When I run the app now I get the start and stop messages in the log but none of these show below enter image description here

These messages I want in the serilog. Here is the program.cs code:

using Microsoft.Extensions.DependencyInjection;
using Microsoft.Extensions.Hosting;
using Serilog;
using Serilog.Enrichers;
using Serilog.Events;
using System;

namespace PostDataService
{
  public class Program
  {

    public static void Main(string[] args)
    {
      const string _logTemplate = "{Timestamp:yyyy-MM-dd HH:mm:ss.fff}\t{EnvironmentUserName}\t[{Level:u4}]\t<{ThreadId}>\t{Message:lj}{NewLine}{Exception}";
      var loggerConfig = new LoggerConfiguration()
        .MinimumLevel.Override("Microsoft", LogEventLevel.Verbose)
        .Enrich.WithThreadId()
        .Enrich.WithEnvironmentUserName()
        .WriteTo.File("./App_Data/logs/USPS.Log",
        fileSizeLimitBytes: 524288000,
        outputTemplate: _logTemplate);

      Log.Logger = loggerConfig.CreateLogger();
      try
      {
        Log.Write(LogEventLevel.Information, "Start USPS Data Server");
        CreateHostBuilder(args).Build().Run();
      }
      catch (Exception ex)
      {
        Log.Fatal(ex, "Host terminated unexpectedly");
      }
      finally
      {
        Log.Information("USPS Server stopped");
        Log.CloseAndFlush();
      }
    }

    public static IHostBuilder CreateHostBuilder(string[] args) =>
        Host.CreateDefaultBuilder(args)
            .ConfigureServices((hostContext, services) =>
            {
              services.AddHostedService<Worker>();
            });

  }
}

I'm very new to MS logger tooling so not sure if that is the issue and/or the fact that I'm running the TCP server as a background worker that is at fault.

Here is the ExecuteAsync method from worker.cs it generates the first message in the screen shot.

    protected override async Task ExecuteAsync(CancellationToken stoppingToken)
    {
      //_logger.LogInformation("Worker running at: {time} {threadid}", DateTimeOffset.Now, Thread.CurrentThread.ManagedThreadId);
      while (!stoppingToken.IsCancellationRequested)
      {
        if (_msgcnt == 0 || (_msgcnt % 500 == 0) )
        {
          _logger.LogInformation("Worker running at: {time} {threadid}", DateTimeOffset.Now, Thread.CurrentThread.ManagedThreadId);
        }
        //_logger.LogInformation("Worker running at: {time} {threadid}", DateTimeOffset.Now, Thread.CurrentThread.ManagedThreadId);
        _msgcnt++;
        await Task.Delay(500, stoppingToken);
      }
      //_Server.Stop();
    }

Here is the appsettings.Developement.json (same as appsettings.json):

{
  "Logging": {
    "LogLevel": {
      "Default": "Information",
      "Microsoft": "Warning",
      "Microsoft.Hosting.Lifetime": "Information"
    },
    "FormatterOptions": {
      "SingleLine":  true
    }
  }
}

Solution

  • When you do Log.Logger = loggerConfig.CreateLogger(); you are configuring the global static Serilog.Log object. It will work as long as you call it via Log.Write() etc.

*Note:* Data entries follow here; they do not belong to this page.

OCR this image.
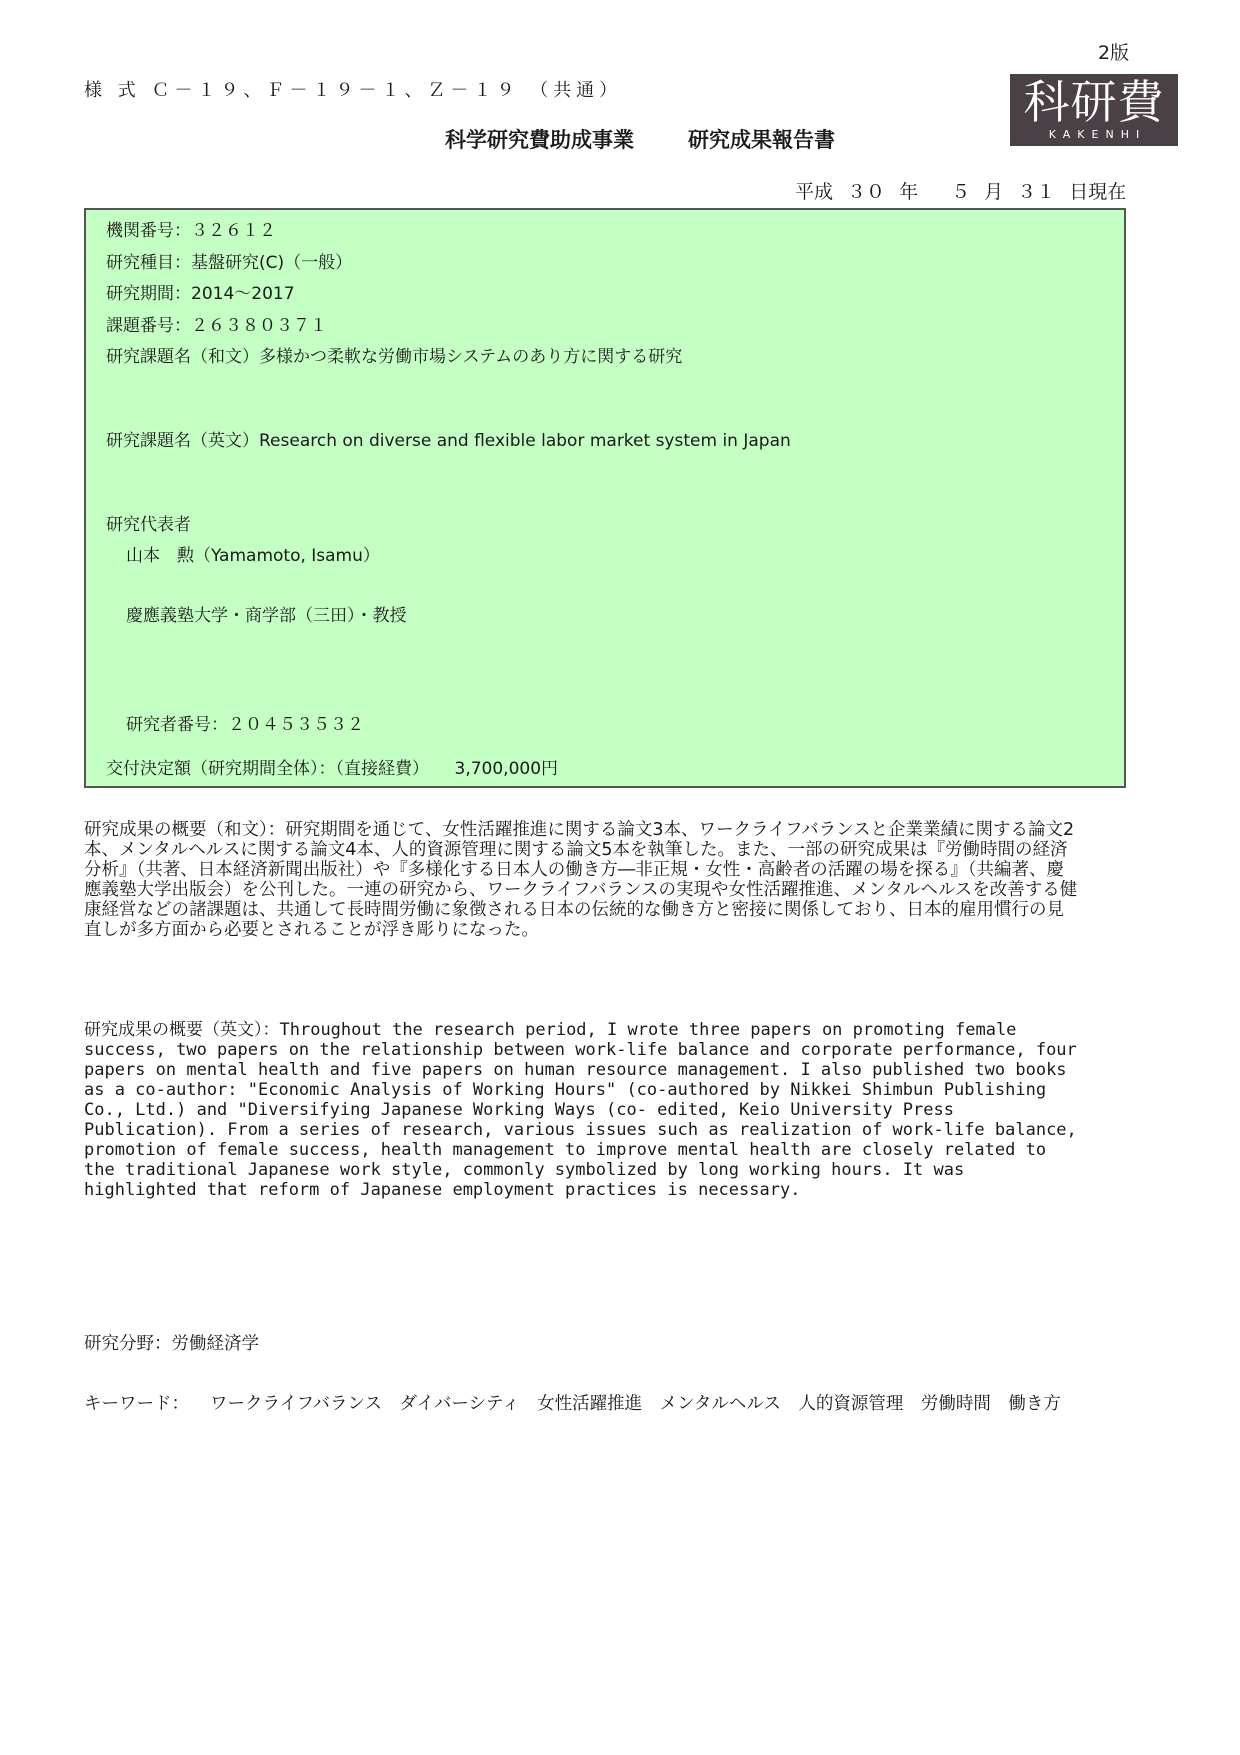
2版
様 式 Ｃ－１９、Ｆ－１９－１、Ｚ－１９ （共通）	科研費
KAKENHI
科学研究費助成事業	研究成果報告書
平成 ３０ 年 　５ 月 ３１ 日現在
機関番号：３２６１２
研究種目：基盤研究(C)（一般）
研究期間：2014～2017
課題番号：２６３８０３７１
研究課題名（和文）多様かつ柔軟な労働市場システムのあり方に関する研究
研究課題名（英文）Research on diverse and flexible labor market system in Japan
研究代表者
山本　勲（Yamamoto, Isamu）
慶應義塾大学・商学部（三田）・教授
研究者番号：２０４５３５３２
交付決定額（研究期間全体）：（直接経費）　　3,700,000円

研究成果の概要（和文）：研究期間を通じて、女性活躍推進に関する論文3本、ワークライフバランスと企業業績に関する論文2本、メンタルヘルスに関する論文4本、人的資源管理に関する論文5本を執筆した。また、一部の研究成果は『労働時間の経済分析』（共著、日本経済新聞出版社）や『多様化する日本人の働き方―非正規・女性・高齢者の活躍の場を探る』（共編著、慶應義塾大学出版会）を公刊した。一連の研究から、ワークライフバランスの実現や女性活躍推進、メンタルヘルスを改善する健康経営などの諸課題は、共通して長時間労働に象徴される日本の伝統的な働き方と密接に関係しており、日本的雇用慣行の見直しが多方面から必要とされることが浮き彫りになった。

研究成果の概要（英文）：Throughout the research period, I wrote three papers on promoting female success, two papers on the relationship between work-life balance and corporate performance, four papers on mental health and five papers on human resource management. I also published two books as a co-author: "Economic Analysis of Working Hours" (co-authored by Nikkei Shimbun Publishing Co., Ltd.) and "Diversifying Japanese Working Ways (co- edited, Keio University Press Publication). From a series of research, various issues such as realization of work-life balance, promotion of female success, health management to improve mental health are closely related to the traditional Japanese work style, commonly symbolized by long working hours. It was highlighted that reform of Japanese employment practices is necessary.

研究分野：労働経済学
キーワード： ワークライフバランス　ダイバーシティ　女性活躍推進　メンタルヘルス　人的資源管理　労働時間　働き方
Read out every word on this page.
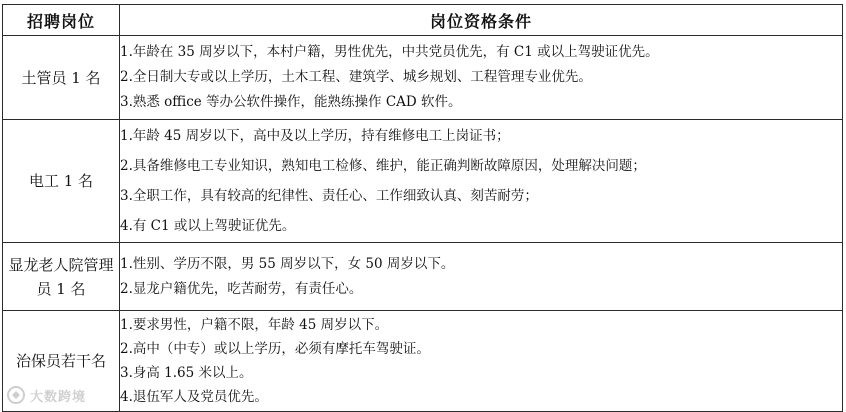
招聘岗位	岗位资格条件
土管员 1 名	1.年龄在 35 周岁以下，本村户籍，男性优先，中共党员优先，有 C1 或以上驾驶证优先。
2.全日制大专或以上学历，土木工程、建筑学、城乡规划、工程管理专业优先。
3.熟悉 office 等办公软件操作，能熟练操作 CAD 软件。

电工 1 名	1.年龄 45 周岁以下，高中及以上学历，持有维修电工上岗证书；
2.具备维修电工专业知识，熟知电工检修、维护，能正确判断故障原因，处理解决问题；
3.全职工作，具有较高的纪律性、责任心、工作细致认真、刻苦耐劳；
4.有 C1 或以上驾驶证优先。

显龙老人院管理员 1 名	1.性别、学历不限，男 55 周岁以下，女 50 周岁以下。
2.显龙户籍优先，吃苦耐劳，有责任心。

治保员若干名	1.要求男性，户籍不限，年龄 45 周岁以下。
2.高中（中专）或以上学历，必须有摩托车驾驶证。
3.身高 1.65 米以上。
4.退伍军人及党员优先。
大数跨境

    Your problem starts from the fact that, in your worker, I'm guessing you're using an injected ILogger<>. This will inject an MS ILogger. Unfortunately you have not told the MS ILogger to use serilog.

    Linking the two should be straightforward (as per the instructions); you just tell the host builder you want to use Serilog:

    public static IHostBuilder CreateHostBuilder(string[] args) =>
      Host.CreateDefaultBuilder(args)
        .UseSerilog() // <- this right here
        .ConfigureServices((hostContext, services) => { ... });
    

    Bonus: You may later move your config to appsettings.json using Serilog.Settings.Configuration, once you get the code-first config above to work. Would save you from rebuilding every time you want to log/filter out certain things.